Sonra sosyal medyadaki tartışma tüm meselelerde olduğu gibi dallandı, budaklandı ve Amerika menşeli sosyal medya hesaplarında iş iyice büyüyerekmalum Amerika'da her şey normal standartlardan daha büyük oluyor- mesele "Neden bu çiftin Türklüğüne vurgu yapılıyor da, Müslüman olduklarından hiç bahsedilmiyor"a geldi.
Çiftin manevi hayatlarıyla ilgili bildiğimiz tek şeyin Özlem Türeci'nin bir zamanlar rahibe olmak istediğini hesaba katarsak, bu soru zaten manasızlaşıyor. Ama "Neden Müslüman olduklarından bahsedilmiyor?" sorusuna benim çok daha temel bir yanıtım var. Çünkü Batı için "Türk" ve "Müslüman" kategorileri farklı şeylere tekabül ediyor. Bu durumda elbette Türkofobi ile İslamofobi de farklı manalara geliyor.
Bu durumun en güzel kanıtlarından biri Edward Said'in bu konulara ilgisi olan herkesin başucu kitabı olan Şarkiyatçılık. Edward Said kitabında genelde "Müslümanlar"dan değil "Doğulular"dan, "Doğulular"ın "Batılılar" tarafından nasıl resmedildiğinden bahseder. Bu resmetme yetisi elbette bir güç ilişkisidir. Said Batıların Doğu'yu bir araştırma laboratuvarı olarak kullanmasının gerçek miladını Napolyon'un Mısır Seferi olarak kabul eder.

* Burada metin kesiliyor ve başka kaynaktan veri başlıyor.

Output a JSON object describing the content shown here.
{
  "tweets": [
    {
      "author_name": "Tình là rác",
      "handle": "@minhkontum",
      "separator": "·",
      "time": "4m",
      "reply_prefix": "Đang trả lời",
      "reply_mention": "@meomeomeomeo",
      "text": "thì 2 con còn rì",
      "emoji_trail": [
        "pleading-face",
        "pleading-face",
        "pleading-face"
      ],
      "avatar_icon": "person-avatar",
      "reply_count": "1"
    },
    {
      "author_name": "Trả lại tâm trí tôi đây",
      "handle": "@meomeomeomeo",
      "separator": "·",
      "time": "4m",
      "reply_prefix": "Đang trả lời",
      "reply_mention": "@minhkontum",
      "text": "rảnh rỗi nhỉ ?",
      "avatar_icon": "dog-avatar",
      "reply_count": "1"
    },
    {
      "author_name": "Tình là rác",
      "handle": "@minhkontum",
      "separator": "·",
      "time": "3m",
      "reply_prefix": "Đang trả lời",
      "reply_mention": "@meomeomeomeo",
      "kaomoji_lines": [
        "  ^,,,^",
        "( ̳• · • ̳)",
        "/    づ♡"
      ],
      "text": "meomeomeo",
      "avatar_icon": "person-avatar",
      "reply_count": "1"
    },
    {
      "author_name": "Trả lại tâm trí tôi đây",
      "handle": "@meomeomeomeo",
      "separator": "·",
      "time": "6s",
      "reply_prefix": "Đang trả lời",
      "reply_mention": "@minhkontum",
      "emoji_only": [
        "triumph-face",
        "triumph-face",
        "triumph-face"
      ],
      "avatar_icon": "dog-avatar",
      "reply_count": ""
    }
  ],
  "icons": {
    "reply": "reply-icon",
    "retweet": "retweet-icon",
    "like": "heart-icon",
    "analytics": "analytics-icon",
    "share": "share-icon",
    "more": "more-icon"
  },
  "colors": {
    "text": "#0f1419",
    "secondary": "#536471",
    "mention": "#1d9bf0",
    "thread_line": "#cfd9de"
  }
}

"Kontrol altına alınacak güruh"
Napolyon Mısır'a geldiğinde ona karşı çıkan üç unsur bulur: İngiltere, Babıali ve Müslümanlar. Bu, Said'in Müslümanları bir kategori olarak andığı nadir anlardan biridir. Babıali, yani Osmanlı yönetimi, Müslümanlardan ayrı bir unsur olarak görülmektedir. Said'in dikkat çektiği ayrımda Türkler, Babıali ile siyasi güçle özdeşleştirilirken, Müslümanlar ister Avrupalı, ister Türk olsun, siyasi güçler tarafından kontrol altına alınması gereken güruhla özdeşleştirilir. Nitekim Türklerle "Müslümanlar"ın ayrı olduğu tezi İngiliz ajanı T. E. Lawrence tarafından da kullanılmıştır: Lawrence Türkleri kendi siyasal düzenlerini Araplara dayatan bir güç olarak resmetmiştir. Arap isyanında bir bakıma Türkofobinin en temel unsuru kullanılmıştır.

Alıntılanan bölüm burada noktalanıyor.